Zillow just reported that their data shows nearly 16 million homes in this country are now in a negative equity position where the house is worth less than the mortgages on the home. This number is dramatically higher than the approximate 11 million reported by other entities. Why the huge difference? Zillow professes to take into consideration ALL loans on the property not just the most recent loan (purchase or refinance).
The key findings in the study:
Nearly one-third (31.4 percent) of U.S. homeowners with mortgages – or 15.7 million – were underwater on their mortgage.
A slower pace of foreclosures after the robo-signing issues of 2010 contributed to slower progress in working down negative equity. Foreclosures cause homes to come out of negative equity when a bank or third party takes ownership.
Nine in 10 homeowners continue to make their mortgage and home loan payments on time, with just 10.1 percent of underwater homeowners more than 90 days delinquent.
Nearly 40 percent of underwater homeowners, or 12.4 percent of all homeowners with a mortgage, owe between 1 and 20 percent more than their home is worth.
An additional 21 percent of underwater homeowners, or 6.6 percent of all homeowners with a mortgage, owe between 21 and 40 percent more than their home is worth.
About 2.4 million, or 4.7 percent of all homeowners with mortgages owe more than double what their home is worth.

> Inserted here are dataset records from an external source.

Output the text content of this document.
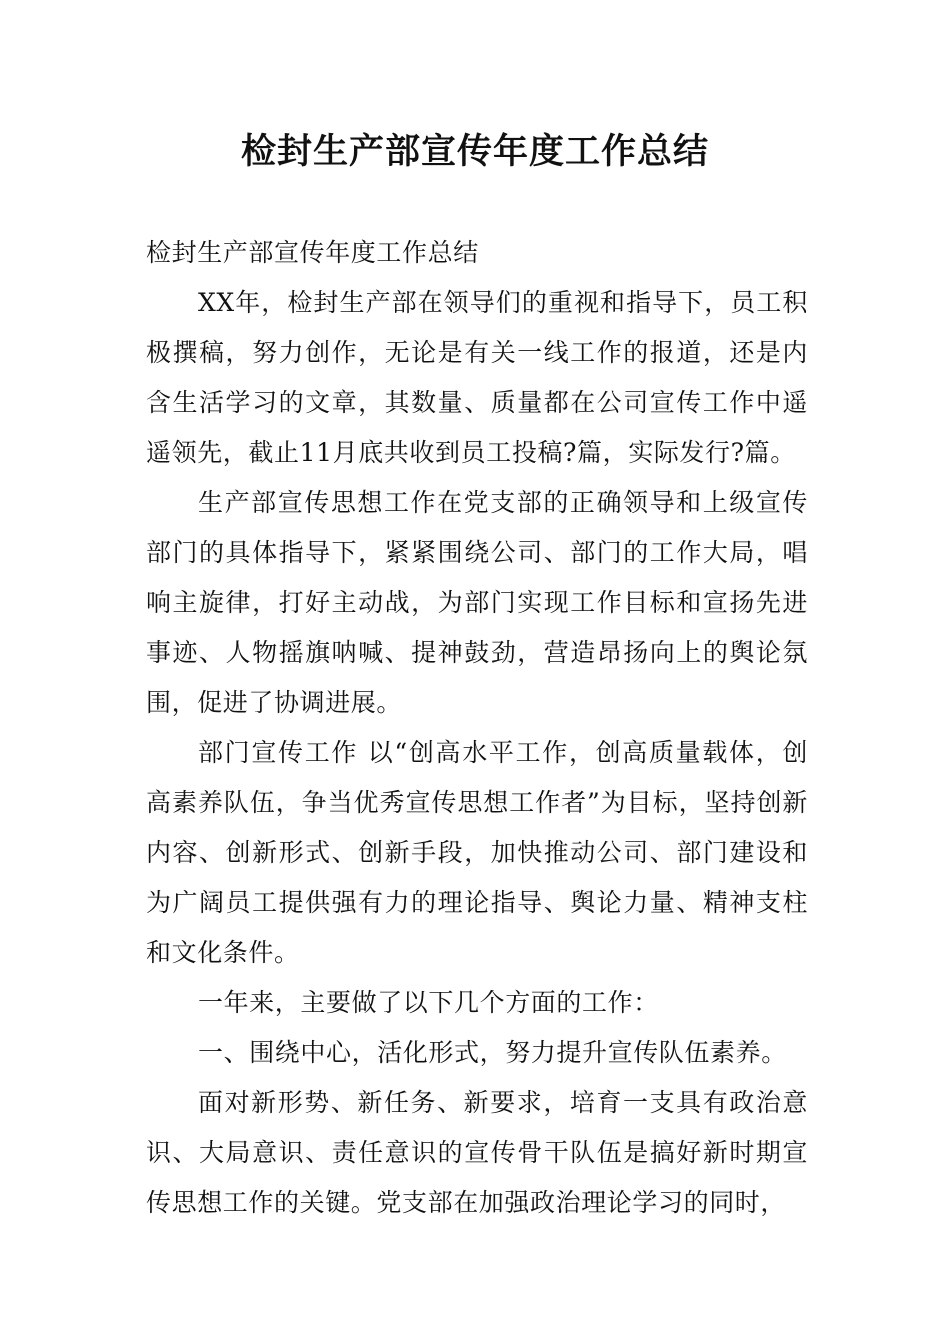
检封生产部宣传年度工作总结

检封生产部宣传年度工作总结

XX年，检封生产部在领导们的重视和指导下，员工积极撰稿，努力创作，无论是有关一线工作的报道，还是内含生活学习的文章，其数量、质量都在公司宣传工作中遥遥领先，截止11月底共收到员工投稿?篇，实际发行?篇。

生产部宣传思想工作在党支部的正确领导和上级宣传部门的具体指导下，紧紧围绕公司、部门的工作大局，唱响主旋律，打好主动战，为部门实现工作目标和宣扬先进事迹、人物摇旗呐喊、提神鼓劲，营造昂扬向上的舆论氛围，促进了协调进展。

部门宣传工作 以“创高水平工作，创高质量载体，创高素养队伍，争当优秀宣传思想工作者”为目标，坚持创新内容、创新形式、创新手段，加快推动公司、部门建设和为广阔员工提供强有力的理论指导、舆论力量、精神支柱和文化条件。

一年来，主要做了以下几个方面的工作：

一、围绕中心，活化形式，努力提升宣传队伍素养。

面对新形势、新任务、新要求，培育一支具有政治意识、大局意识、责任意识的宣传骨干队伍是搞好新时期宣传思想工作的关键。党支部在加强政治理论学习的同时，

How can negative equity impact the housing market? In the report, Zillow Chief Economist Stan Humphries explains:
“Not only does negative equity tie many to their homes, by making homeowners unable to move when they may want to, but if economic growth slows and unemployment rises, more homeowners will be unable to make timely mortgage payments, increasing delinquency rates and eventually foreclosures.”